A lot of people dread going through divorce proceedings because generally speaking, divorce entails heated negotiations that don’t always end amicably for the parties involved. In a lot of cases, couples are forced to turn to the courts where a judge will have the ultimate say over the unresolved matter.
But why do a majority of family law matters — such as property division — typically end in disputes? According to a number of psychological papers on the subject, a lot of this has to do with how our brains are wired. Let’s take a look.
The difference between men and women’s brains
We’ve all heard the saying, “Men are from Mars and women are from Venus,” which is a really short way of saying, “The reason you’re having difficulty communicating with a member of the opposite sex is because your brain and speech tendencies are very different from one another.”

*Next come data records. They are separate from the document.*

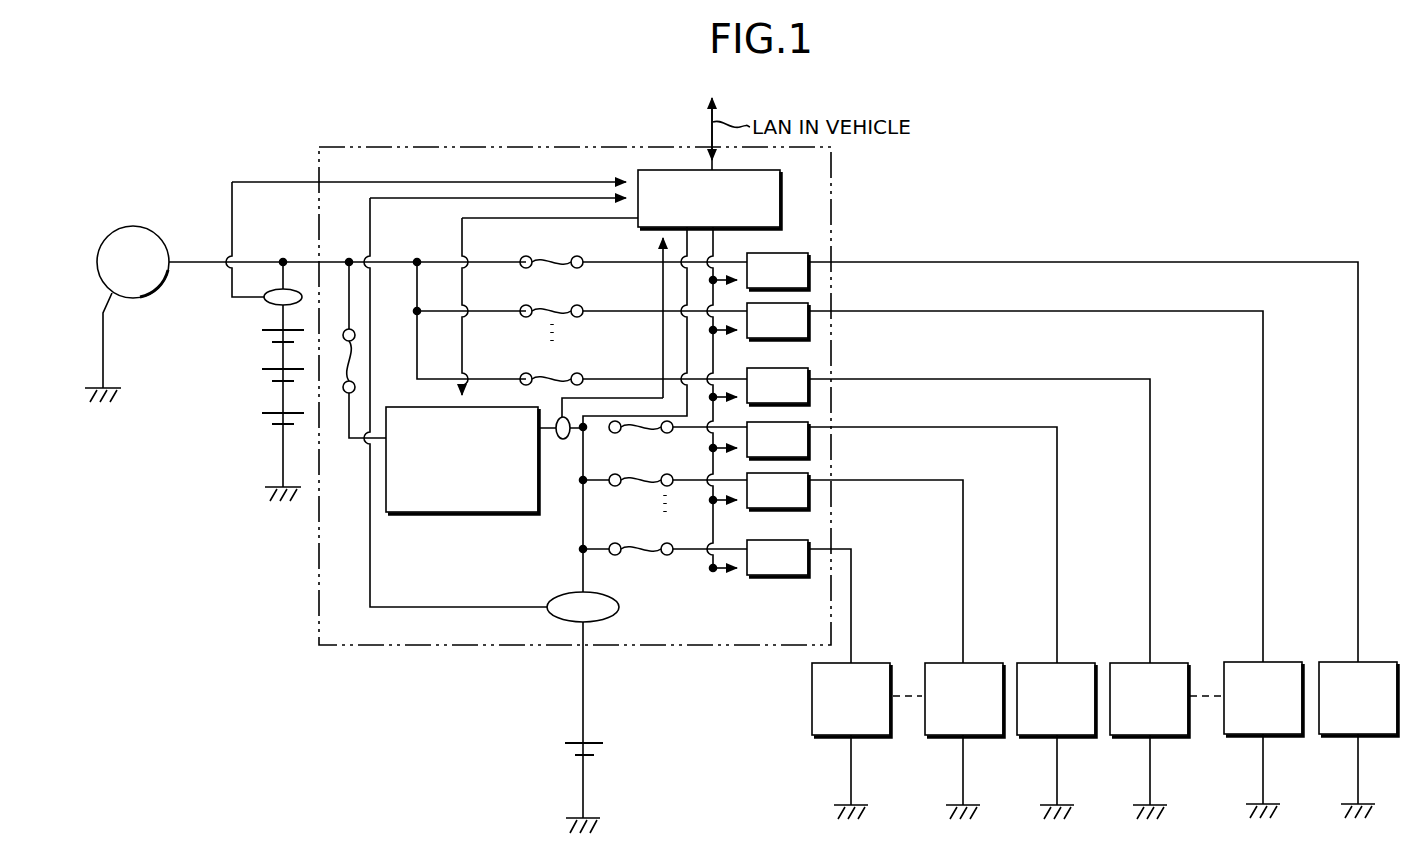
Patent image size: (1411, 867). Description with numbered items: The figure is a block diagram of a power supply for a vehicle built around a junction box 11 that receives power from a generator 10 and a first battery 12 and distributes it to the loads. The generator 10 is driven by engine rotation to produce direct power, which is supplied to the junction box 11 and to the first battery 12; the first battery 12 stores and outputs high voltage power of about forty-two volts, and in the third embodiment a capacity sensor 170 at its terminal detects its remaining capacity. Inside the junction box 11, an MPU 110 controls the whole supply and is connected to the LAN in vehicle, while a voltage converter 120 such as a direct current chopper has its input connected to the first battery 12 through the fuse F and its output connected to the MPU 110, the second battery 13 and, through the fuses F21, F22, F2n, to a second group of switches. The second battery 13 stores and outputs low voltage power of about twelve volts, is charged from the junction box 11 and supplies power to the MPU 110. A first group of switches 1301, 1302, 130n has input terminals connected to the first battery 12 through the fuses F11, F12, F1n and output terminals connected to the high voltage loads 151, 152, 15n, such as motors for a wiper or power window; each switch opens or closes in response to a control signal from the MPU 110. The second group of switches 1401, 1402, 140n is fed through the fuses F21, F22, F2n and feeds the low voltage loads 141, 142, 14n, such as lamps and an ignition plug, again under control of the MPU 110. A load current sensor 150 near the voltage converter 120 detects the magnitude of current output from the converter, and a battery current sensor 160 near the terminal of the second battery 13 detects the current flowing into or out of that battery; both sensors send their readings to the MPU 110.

The generator 10 is at (158, 298).
The junction box 11 is at (537, 152).
The first battery 12 is at (251, 386).
The second battery 13 is at (597, 742).
The low voltage load 14n is at (872, 662).
The low voltage load 142 is at (985, 662).
The low voltage load 141 is at (1077, 662).
The high voltage load 15n is at (1170, 662).
The high voltage load 152 is at (1283, 661).
The high voltage load 151 is at (1378, 661).
The MPU 110 is at (781, 193).
The voltage converter 120 is at (473, 513).
The switch 1301 is at (810, 253).
The switch 1302 is at (810, 303).
The switch 130n is at (810, 368).
The switch 1401 is at (810, 422).
The switch 1402 is at (810, 473).
The switch 140n is at (810, 540).
The load current sensor 150 is at (562, 440).
The battery current sensor 160 is at (619, 614).
The capacity sensor 170 is at (268, 307).
The fuse F is at (337, 378).
The fuse F11 is at (633, 251).
The fuse F12 is at (633, 300).
The fuse F1n is at (633, 368).
The fuse F21 is at (678, 443).
The fuse F22 is at (678, 495).
The fuse F2n is at (678, 564).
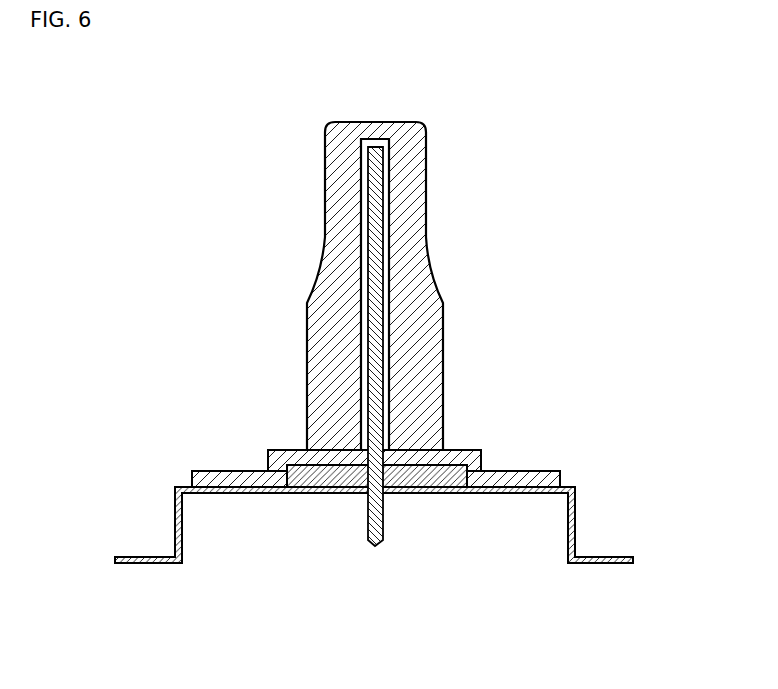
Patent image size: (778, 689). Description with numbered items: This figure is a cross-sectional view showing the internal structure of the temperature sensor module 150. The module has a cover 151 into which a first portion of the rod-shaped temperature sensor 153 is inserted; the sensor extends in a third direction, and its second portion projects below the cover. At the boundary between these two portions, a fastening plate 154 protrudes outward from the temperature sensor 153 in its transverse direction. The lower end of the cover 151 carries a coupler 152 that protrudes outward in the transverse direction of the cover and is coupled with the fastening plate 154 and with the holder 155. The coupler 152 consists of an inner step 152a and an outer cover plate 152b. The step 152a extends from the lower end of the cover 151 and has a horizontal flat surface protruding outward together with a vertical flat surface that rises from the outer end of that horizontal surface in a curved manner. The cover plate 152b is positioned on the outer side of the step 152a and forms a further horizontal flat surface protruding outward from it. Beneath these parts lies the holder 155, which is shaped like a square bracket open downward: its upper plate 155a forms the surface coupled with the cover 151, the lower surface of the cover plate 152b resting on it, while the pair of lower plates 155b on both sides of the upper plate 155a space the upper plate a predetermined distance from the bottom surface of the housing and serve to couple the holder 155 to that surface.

The temperature sensor module 150 is at (486, 89).
The cover 151 is at (413, 187).
The coupler 152 is at (653, 388).
The step 152a is at (460, 458).
The cover plate 152b is at (522, 471).
The temperature sensor 153 is at (383, 288).
The fastening plate 154 is at (308, 473).
The holder 155 is at (605, 645).
The upper plate 155a is at (337, 493).
The lower plates 155b is at (150, 565).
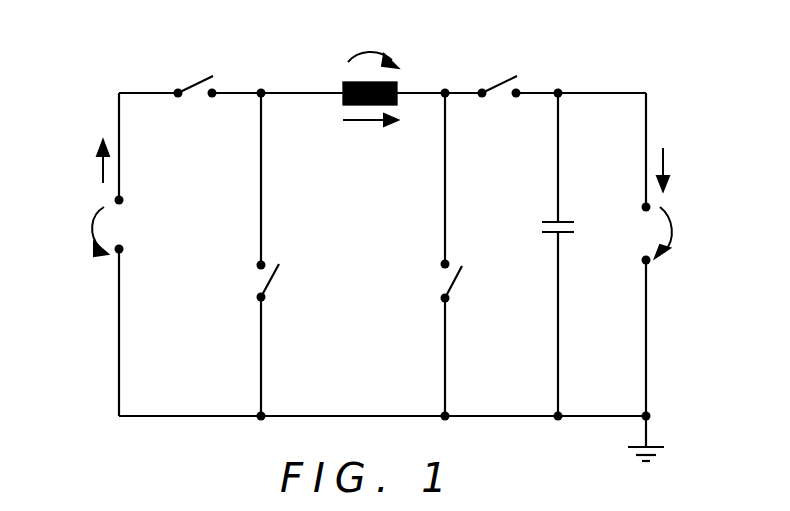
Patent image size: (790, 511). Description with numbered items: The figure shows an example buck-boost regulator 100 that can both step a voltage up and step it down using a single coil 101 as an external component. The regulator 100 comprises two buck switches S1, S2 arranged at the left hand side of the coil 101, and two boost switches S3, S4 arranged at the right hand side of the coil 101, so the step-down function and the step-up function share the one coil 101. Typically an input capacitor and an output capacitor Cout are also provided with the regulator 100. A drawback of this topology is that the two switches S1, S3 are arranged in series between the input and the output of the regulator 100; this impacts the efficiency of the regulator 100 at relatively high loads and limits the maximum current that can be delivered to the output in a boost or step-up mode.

The buck-boost regulator 100 is at (172, 33).
The coil 101 is at (343, 96).
The buck switch S1 is at (195, 99).
The buck switch S2 is at (249, 281).
The boost switch S3 is at (499, 99).
The boost switch S4 is at (433, 281).
The output capacitor Cout is at (541, 215).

As a 2012 article for the American Psychological Association confirms, men and women tend to negotiate in different ways because men are more task oriented while women focus on the effect a decision will have on their relationship with others. This can create problems during property division negotiations, particularly because women are more likely to accept a smaller settlement offer if they think it will maintain amiability with their ex.
In addition, conflicts can also arise when we associate particular memories with an object or perceive a link between the object and a relationship with another individual. This attribute is more often associated with women than men, though both sexes may find it difficult to let go of marital property they feel particularly attached to.
The role of stress and emotions in divorce
The difference between how we process things isn’t the only factor in property division disputes. Psychology experts point out that stress can actually affect how we make decisions because it triggers our desire to “store” critical resources, such as money. The uncertainty of the future and the intense stress this can sometimes cause can lead to bitter disputes, particularly among high-asset individuals who oftentimes have concerns about the state of their assets and nest eggs after a divorce.
Keeping control rather than losing your cool
Even though knowing about these psychological factors may help you take a step back during divorce negotiations, having an attorney at your side can also be a major benefit as well. Many have experience helping people through difficult legal disputes, including property division disagreements. In a lot of cases, having a lawyer can mean the difference between maintaining control over the situation and losing your cool.